The present study has many strengths. It provides a more rigorous analysis of the relationship between CG, depression, and suicidality than that of the earlier study conducted among young adult friends of suicide victims (Prigerson et al., 1999a). The study sample was larger when compared to the prior study (N=309 versus N=76, respectively) and was more representative of a population at greater risk of being bereaved adults. This study used trained interviewer assessments of CG, depression, and suicidality and validated diagnostic criteria for CG and MDD. In addition, the relationship between CG and suicidality remained significant after controlling for more potential confounders than the prior report: gender, race, MDD, PTSD, and social support. Most importantly, this study included two waves of data allowing, for the first time, longitudinal analyses of the association between CG and suicidality. The results highlight the salience of CG as a predictor of suicidal risk.

Table 5.
Effect of baseline CG status, MDD status, and comorbidity on suicidality at follow-up.
Table 5.
Effect of baseline CG status, MDD status, and comorbidity on suicidality at follow-up.

ACKNOWLEDGMENTS

This work was supported in part by grants MH56529 (HGP) and MH63892 (HGP) from the National Institute of Mental Health, a grant from the American Foundation for Suicide Prevention (HGP), a Soros Open Society Institute Project on Death in America Faculty Scholarship (HGP), and a NIH Cancer Education Grant/Yale Cancer Center Medical Student Research Training Fellowship (AEL).
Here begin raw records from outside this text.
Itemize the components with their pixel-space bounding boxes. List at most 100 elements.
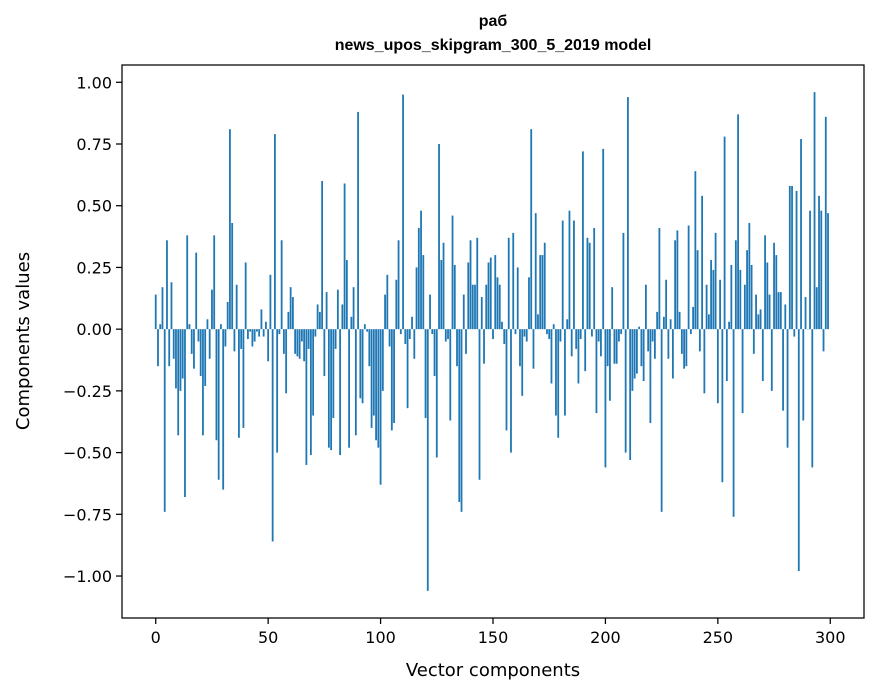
bar-158 (510, 329, 512, 453)
bar-80 (334, 329, 337, 349)
bar-244 (703, 329, 706, 394)
bar-100 (379, 329, 382, 485)
bar-114 (411, 316, 413, 330)
bar-205 (615, 329, 618, 364)
bar-195 (593, 227, 596, 330)
bar-262 (743, 284, 746, 330)
bar-148 (487, 262, 490, 330)
bar-8 (172, 329, 175, 359)
bar-11 (179, 329, 182, 391)
bar-183 (566, 319, 569, 330)
bar-240 (694, 171, 697, 330)
bar-3 (161, 287, 164, 330)
bar-202 (609, 329, 611, 401)
bar-273 (768, 294, 771, 330)
bar-5 (166, 240, 168, 330)
axes: 0 50 100 150 200 250 300 1.00 0.75 0.50 0.25 0.00 −0… (63, 73, 846, 647)
bar-18 (195, 252, 198, 330)
x-tick-label: 200 (590, 628, 621, 647)
bar-51 (269, 274, 272, 330)
bar-105 (390, 329, 393, 431)
bar-204 (613, 329, 616, 364)
y-tick-label: 1.00 (76, 73, 112, 92)
bar-107 (395, 279, 398, 330)
bar-163 (521, 329, 524, 396)
bar-116 (415, 267, 418, 330)
bar-275 (773, 242, 775, 330)
bar-94 (366, 329, 368, 332)
bar-207 (620, 329, 623, 335)
bar-140 (469, 240, 472, 330)
bar-277 (777, 292, 780, 330)
bar-44 (253, 329, 256, 342)
bar-143 (476, 237, 479, 330)
bar-246 (707, 314, 710, 330)
bar-198 (600, 329, 602, 357)
bar-67 (305, 329, 308, 465)
y-tick-label: −0.75 (63, 505, 112, 524)
chart-subtitle: news_upos_skipgram_300_5_2019 model (335, 37, 652, 54)
bar-249 (714, 232, 717, 330)
bar-65 (300, 329, 303, 342)
bar-288 (802, 329, 805, 421)
bar-295 (818, 195, 820, 330)
bar-75 (323, 329, 326, 377)
bar-124 (433, 329, 436, 377)
bar-38 (240, 329, 243, 349)
bar-149 (489, 257, 492, 330)
bar-170 (537, 314, 539, 330)
bar-91 (359, 329, 362, 399)
bar-83 (341, 304, 344, 330)
bar-192 (586, 237, 589, 330)
bar-237 (687, 225, 690, 330)
bar-258 (734, 240, 737, 330)
bar-115 (413, 329, 416, 359)
bar-70 (312, 329, 315, 416)
bar-241 (696, 250, 699, 330)
bar-49 (265, 321, 267, 330)
x-tick-label: 0 (151, 628, 161, 647)
bar-294 (815, 287, 818, 330)
x-tick-label: 50 (258, 628, 278, 647)
bar-270 (761, 329, 764, 381)
bar-261 (741, 329, 744, 414)
bar-61 (291, 297, 294, 330)
bar-7 (170, 282, 173, 330)
bar-53 (274, 134, 276, 330)
bar-54 (276, 329, 279, 453)
bar-144 (478, 329, 481, 480)
bar-193 (588, 242, 591, 330)
y-axis-label: Components values (13, 252, 34, 430)
bar-56 (280, 240, 283, 330)
bar-145 (480, 297, 483, 330)
bar-151 (494, 255, 497, 330)
bar-73 (318, 311, 321, 330)
bar-122 (429, 294, 431, 330)
bar-272 (766, 262, 769, 330)
bar-39 (242, 329, 245, 428)
x-tick-label: 150 (478, 628, 509, 647)
bar-96 (370, 329, 373, 428)
bar-173 (543, 242, 546, 330)
bar-268 (757, 314, 760, 330)
bar-174 (546, 329, 548, 335)
bar-139 (467, 262, 470, 330)
bar-32 (226, 302, 229, 330)
bar-263 (746, 250, 748, 330)
bar-233 (678, 311, 681, 330)
bar-271 (764, 235, 766, 330)
bar-281 (786, 329, 789, 448)
bar-251 (719, 279, 721, 330)
bar-276 (775, 255, 778, 330)
bar-255 (728, 321, 730, 330)
bar-167 (530, 129, 533, 330)
bar-129 (444, 329, 447, 342)
bar-146 (483, 329, 485, 364)
bar-172 (541, 255, 544, 330)
bar-206 (618, 329, 620, 342)
bar-135 (458, 329, 461, 502)
bar-208 (622, 232, 625, 330)
bar-250 (716, 329, 719, 404)
y-tick-label: −0.50 (63, 444, 112, 463)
Appendix A. Yale Evaluation of Suicidality (YES) Scale

Identify the most upsetting event (X): In the past year, what has been the most upsetting event or condition that you have had to confront? Sometimes people with X feel that this experience has affected their feelings about living.

  1. In light of X, how strong would you say your wish to live has been? (strong=0, moderate=0.33, weak=0.66, have none=1.0)
  2. In light of X, how strong has your wish to die been? (have none=0, weak=0.33, moderate=0.66, strong=1.0)
  3. In light of X, have you ever had thoughts of killing yourself? (no=0, possibly=0.5, yes=1.0)
  4. In light of X, which of the following best describes your feelings about living versus dying? (living outweighed dying=0, equal=0.5, dying outweighed living=1.0)
  5. Have you actively planned a suicide attempt? (No=0, Considered, details not finished=0.5, yes=1.0)
  6. Have you attempted suicide in the past? (No=0, possibly=0.5, yes=1.0)
  7. When things are going badly I am helped by knowing they can’t stay that way forever (True=0, False=1.0).
  8. I am too stable to kill myself (True=0, False=1.0).
  9. I would be reluctant to kill myself because I am afraid of the actual “act” of killing myself (the pain, blood, violence) (True=0, False=1.0).
  10. I would be reluctant to kill myself because I consider it morally wrong (True=0, False=1.0).
  11. I would be reluctant to kill myself because my family depends upon me and needs me (True=0, False=1.0).
  12. I believe I am unable to adjust or cope with my problems (False=0, True=1.0).
  13. I hate feeling like a burden to my family (False=0, True=1.0).